There are, however, geologic explanations for how methane might form. The most prominent one is a process called serpentinization. We don't have direct evidence for this occurring on Mars, but it occurs regularly on Earth. Hypothetically, it would involve liquid water moving through rock. This would cause a chemical reaction, converting iron oxide into a mineral called serpentinite. As a byproduct, hydrogen gas would be released, and as it bubbled upward to the surface, it would react with carbon dioxide or carbon-bearing rocks to form methane gas.
If seasonal flows of liquid water are triggering serpentinization, that could explain the occasional methane plumes detected by Curiosity — without any life being present.
How will we figure out whether there's life on Mars?
Scientists hope that data collected by Curiosity and other instruments in the future will help clear this up.
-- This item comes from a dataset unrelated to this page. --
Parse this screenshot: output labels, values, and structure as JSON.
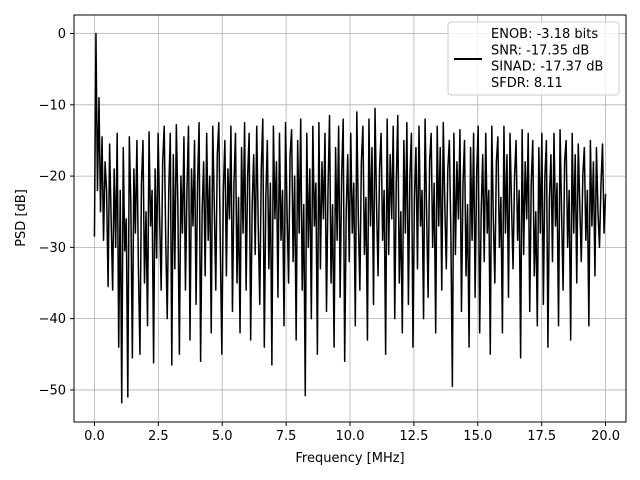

In the short-term, Curiosity will continue taking monthly methane readings, looking for subsequent plumes. If it finds one, that would make the meteorite hypothesis look considerably less likely. Curiosity will also continue analyzing Martian rocks and soil, which will help us better understand the planet's geologic history.
A few future missions will also provide indirect information about life. In 2016, the European and Russian space agencies will send an orbiter and a lander as part of the ExoMars project, and in 2020, NASA will send an upgraded version of Curiosity.
The landers could theoretically be sent to methane hotspots (as identified by remote sensing), and all three of the probes will allow us to better understand Mars' atmosphere — including the nature of its methane plumes. The 2020 rover, meanwhile, could cache rock samples, to be picked up and brought back to Earth as part of a future sample return mission.
Still, there are no plans to repeat the Viking experiments or send instruments intended to directly detect life. At this point, our exploration of Mars is largely aimed at better understanding the planet as a whole, and reconstructing its ancient past.